Pilates is a form of exercise that improves balance, strength, posture and flexibility through mindfulness combined with a series of moves. It was developed in the early 20th century by Joseph Pilates after whom it was named. He was a trainer, writer and inventor who studied fitness and movement and found the method, now known as Pilates, extremely beneficial and effective.
Getting started
Pilates is a low impact strengthening form of exercise, and can be practised at home by following online videos or if you are a beginner and would benefit from assistance, you might be able to attend classes at your local gym or community centre.
It's growing in popularity and there are now several different types you can try. Traditional mat Pilates is often slower and can be done at a gentle steady pace. Reformer Pilates offers an all-over body workout through the use of a machine which has many moving parts that can be used to stretch different parts of the body and add resistance to different motions. This is often a more expensive option.

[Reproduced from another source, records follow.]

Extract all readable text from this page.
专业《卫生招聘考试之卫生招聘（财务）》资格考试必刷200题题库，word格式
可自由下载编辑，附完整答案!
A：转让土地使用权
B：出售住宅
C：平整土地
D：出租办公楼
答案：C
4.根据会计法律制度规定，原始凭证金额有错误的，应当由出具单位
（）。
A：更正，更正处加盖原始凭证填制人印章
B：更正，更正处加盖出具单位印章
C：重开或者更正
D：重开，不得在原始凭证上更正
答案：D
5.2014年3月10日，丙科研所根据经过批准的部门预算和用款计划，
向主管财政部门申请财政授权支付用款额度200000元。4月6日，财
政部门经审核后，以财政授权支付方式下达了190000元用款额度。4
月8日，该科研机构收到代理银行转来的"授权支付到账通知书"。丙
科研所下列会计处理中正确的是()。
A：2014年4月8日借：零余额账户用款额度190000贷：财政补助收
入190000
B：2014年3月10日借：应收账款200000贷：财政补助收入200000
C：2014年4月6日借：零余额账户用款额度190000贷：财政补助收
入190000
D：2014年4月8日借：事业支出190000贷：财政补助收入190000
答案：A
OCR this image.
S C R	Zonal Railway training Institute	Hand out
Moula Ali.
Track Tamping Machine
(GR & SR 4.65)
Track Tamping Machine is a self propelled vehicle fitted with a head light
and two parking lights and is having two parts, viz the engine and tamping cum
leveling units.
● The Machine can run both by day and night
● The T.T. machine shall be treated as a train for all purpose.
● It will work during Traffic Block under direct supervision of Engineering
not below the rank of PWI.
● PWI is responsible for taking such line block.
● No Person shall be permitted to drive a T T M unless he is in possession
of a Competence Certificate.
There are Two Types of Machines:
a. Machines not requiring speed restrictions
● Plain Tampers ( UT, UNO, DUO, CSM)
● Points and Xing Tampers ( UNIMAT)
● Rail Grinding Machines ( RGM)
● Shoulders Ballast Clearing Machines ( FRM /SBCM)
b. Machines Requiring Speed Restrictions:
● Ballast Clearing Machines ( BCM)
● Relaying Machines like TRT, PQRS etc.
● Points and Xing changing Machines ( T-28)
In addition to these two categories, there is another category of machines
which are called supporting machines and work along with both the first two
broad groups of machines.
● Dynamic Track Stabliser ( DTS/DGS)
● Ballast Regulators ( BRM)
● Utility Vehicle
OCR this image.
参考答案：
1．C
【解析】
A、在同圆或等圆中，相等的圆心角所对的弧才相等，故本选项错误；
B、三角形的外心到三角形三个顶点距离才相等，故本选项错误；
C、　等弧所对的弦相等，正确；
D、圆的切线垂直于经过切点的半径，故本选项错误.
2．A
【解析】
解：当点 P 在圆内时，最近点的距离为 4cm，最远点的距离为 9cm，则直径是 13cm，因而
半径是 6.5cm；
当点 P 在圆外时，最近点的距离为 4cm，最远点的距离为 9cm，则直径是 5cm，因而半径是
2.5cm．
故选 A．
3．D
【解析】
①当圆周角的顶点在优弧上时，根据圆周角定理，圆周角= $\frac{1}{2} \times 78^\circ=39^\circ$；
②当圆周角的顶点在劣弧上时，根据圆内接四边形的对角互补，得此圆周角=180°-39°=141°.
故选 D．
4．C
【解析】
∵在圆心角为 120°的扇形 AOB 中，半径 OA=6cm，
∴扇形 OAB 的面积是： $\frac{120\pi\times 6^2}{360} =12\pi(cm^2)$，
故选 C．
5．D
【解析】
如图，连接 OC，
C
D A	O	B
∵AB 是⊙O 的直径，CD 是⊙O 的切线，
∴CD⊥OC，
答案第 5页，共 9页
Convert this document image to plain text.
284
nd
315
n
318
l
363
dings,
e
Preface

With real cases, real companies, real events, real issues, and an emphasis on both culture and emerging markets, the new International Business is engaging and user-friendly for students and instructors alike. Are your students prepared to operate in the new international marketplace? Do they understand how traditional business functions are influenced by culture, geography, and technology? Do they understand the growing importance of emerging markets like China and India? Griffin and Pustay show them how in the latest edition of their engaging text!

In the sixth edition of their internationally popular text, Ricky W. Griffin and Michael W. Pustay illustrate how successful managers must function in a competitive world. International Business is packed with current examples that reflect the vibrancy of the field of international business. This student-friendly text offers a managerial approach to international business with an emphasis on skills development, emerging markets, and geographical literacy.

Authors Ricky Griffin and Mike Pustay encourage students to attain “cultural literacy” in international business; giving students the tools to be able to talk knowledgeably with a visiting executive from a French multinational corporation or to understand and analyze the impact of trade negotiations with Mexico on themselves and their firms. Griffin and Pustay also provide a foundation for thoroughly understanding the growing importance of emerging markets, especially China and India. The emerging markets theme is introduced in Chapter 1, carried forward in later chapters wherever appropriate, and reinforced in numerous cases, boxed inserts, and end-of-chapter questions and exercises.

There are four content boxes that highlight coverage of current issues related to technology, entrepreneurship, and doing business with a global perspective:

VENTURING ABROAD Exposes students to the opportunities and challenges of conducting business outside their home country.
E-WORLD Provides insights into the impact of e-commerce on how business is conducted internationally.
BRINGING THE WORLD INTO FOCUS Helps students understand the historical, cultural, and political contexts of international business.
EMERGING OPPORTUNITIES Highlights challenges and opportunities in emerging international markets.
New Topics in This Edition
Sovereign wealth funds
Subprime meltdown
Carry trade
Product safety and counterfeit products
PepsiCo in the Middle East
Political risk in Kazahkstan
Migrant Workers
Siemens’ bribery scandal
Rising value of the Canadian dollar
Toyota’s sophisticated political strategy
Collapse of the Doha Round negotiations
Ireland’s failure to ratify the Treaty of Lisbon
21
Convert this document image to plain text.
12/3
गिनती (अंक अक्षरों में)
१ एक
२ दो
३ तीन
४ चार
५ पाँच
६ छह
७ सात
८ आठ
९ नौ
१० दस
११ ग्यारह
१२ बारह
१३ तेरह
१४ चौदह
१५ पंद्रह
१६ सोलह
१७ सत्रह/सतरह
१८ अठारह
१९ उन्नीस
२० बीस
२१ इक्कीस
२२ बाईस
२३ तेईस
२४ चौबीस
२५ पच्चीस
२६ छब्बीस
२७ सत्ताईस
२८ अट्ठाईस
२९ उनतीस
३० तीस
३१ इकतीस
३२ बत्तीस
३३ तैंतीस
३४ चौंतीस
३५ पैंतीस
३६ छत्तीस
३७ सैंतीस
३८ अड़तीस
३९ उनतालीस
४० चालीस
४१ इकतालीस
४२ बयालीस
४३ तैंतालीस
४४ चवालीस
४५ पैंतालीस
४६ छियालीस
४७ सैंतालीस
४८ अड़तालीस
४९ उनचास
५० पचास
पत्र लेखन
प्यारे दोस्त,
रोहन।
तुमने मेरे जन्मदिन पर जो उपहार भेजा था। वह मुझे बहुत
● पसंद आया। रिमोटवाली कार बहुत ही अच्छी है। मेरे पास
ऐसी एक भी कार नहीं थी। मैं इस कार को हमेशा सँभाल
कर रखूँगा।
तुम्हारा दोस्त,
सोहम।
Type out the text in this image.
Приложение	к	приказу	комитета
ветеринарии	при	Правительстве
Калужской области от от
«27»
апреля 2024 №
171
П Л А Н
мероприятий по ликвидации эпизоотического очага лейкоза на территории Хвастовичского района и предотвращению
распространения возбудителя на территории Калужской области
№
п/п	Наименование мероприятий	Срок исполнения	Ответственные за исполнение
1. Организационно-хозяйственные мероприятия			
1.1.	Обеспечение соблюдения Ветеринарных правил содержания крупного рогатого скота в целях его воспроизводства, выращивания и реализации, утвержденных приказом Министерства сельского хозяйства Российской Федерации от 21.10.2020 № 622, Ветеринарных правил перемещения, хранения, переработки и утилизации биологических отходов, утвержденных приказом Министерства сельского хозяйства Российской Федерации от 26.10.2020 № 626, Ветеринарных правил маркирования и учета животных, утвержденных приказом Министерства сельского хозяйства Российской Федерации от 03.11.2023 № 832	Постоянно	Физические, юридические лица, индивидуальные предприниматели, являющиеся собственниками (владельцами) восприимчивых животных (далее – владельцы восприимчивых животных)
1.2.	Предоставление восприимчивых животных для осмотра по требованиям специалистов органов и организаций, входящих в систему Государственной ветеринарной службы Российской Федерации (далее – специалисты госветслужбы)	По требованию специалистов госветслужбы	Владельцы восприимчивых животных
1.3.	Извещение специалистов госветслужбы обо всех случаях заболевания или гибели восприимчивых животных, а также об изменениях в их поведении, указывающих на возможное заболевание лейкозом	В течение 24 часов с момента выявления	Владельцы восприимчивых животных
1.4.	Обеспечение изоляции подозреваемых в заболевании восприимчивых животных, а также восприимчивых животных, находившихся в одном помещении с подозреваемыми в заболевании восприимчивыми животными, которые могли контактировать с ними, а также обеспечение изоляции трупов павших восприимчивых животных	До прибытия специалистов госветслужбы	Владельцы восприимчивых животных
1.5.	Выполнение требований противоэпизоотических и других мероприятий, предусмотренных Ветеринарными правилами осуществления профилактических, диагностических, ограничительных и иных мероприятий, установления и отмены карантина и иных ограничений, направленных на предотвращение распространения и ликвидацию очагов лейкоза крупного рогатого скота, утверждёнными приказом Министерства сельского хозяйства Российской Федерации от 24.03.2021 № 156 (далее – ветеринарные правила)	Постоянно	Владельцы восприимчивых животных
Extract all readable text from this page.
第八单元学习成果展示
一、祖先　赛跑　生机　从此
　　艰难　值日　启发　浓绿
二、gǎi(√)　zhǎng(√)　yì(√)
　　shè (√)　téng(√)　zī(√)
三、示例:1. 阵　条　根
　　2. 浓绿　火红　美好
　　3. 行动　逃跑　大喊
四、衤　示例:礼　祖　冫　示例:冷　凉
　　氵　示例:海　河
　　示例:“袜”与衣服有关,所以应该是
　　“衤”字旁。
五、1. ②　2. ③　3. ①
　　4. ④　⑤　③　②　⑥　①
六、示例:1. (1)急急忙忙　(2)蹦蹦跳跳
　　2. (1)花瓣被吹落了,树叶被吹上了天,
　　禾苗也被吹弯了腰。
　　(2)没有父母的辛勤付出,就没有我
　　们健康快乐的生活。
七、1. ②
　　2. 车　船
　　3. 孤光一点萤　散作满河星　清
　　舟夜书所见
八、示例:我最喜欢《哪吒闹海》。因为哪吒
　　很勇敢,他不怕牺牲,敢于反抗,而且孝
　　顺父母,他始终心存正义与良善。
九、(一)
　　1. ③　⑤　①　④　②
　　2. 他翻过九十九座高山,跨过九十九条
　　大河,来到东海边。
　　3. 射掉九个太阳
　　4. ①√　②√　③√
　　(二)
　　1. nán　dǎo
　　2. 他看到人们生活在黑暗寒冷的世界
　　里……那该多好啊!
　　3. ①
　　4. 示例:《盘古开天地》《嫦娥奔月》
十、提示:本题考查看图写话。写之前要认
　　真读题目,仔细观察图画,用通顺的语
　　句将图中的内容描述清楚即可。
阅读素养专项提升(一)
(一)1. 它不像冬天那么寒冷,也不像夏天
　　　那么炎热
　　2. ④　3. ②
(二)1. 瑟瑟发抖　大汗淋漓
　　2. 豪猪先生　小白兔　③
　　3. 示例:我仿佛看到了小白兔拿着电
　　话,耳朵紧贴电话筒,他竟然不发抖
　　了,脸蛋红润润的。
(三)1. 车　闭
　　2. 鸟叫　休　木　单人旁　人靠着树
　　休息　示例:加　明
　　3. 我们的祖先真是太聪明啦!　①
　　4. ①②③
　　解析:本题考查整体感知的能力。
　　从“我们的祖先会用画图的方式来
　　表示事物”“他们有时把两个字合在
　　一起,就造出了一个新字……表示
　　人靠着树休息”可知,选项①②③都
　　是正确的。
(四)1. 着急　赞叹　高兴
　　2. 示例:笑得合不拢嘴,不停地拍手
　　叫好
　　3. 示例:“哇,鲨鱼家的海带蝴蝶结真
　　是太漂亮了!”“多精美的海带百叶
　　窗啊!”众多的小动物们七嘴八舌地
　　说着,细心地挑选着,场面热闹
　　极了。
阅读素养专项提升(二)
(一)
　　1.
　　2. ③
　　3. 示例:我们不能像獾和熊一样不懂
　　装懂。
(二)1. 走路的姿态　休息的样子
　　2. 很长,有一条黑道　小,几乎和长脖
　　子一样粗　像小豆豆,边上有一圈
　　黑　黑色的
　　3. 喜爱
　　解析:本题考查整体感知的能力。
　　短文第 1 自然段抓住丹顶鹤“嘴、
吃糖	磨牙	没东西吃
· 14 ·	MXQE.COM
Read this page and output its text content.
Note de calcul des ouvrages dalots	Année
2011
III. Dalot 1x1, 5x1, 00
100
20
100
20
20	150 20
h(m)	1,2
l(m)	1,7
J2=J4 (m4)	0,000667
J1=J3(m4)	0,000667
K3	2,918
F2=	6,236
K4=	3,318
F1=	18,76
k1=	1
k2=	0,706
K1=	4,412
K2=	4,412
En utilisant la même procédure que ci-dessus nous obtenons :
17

This introduction to Pilates video may be useful to try to gain an idea of whether it would suit you.
More information about getting started with Pilates (especially if you or the person you look after has a certain condition) can be found on the NHS website.
Equipment needed
Many studios that offer classes provide mats, blocks, bands and other forms of equipment that might be needed. If you're keen to do Pilates from home, you might find it helpful to purchase a special mat that can be rolled up after usage. Many people choose to do Pilates barefoot or with special grip socks to ensure there's no risk of slipping.
Top tips
Once you have found a class you enjoy, try to make a habit of doing the same class at the same time (if possible). This will help you to get into a healthy routine.
The Girl with the Pilates mat is a free to access YouTube channel with online videos you can do from home.
These warm up and cool down suggestions from the NHS can also help reduce the risk of injury.
Always alert your instructor at the start of the class if you are worried about a possible injury so that they can suggest alternatives for you. Never try to push through pain or attempt any moves that jar with how your body is feeling. If in doubt, ask your doctor what activities are safe to do.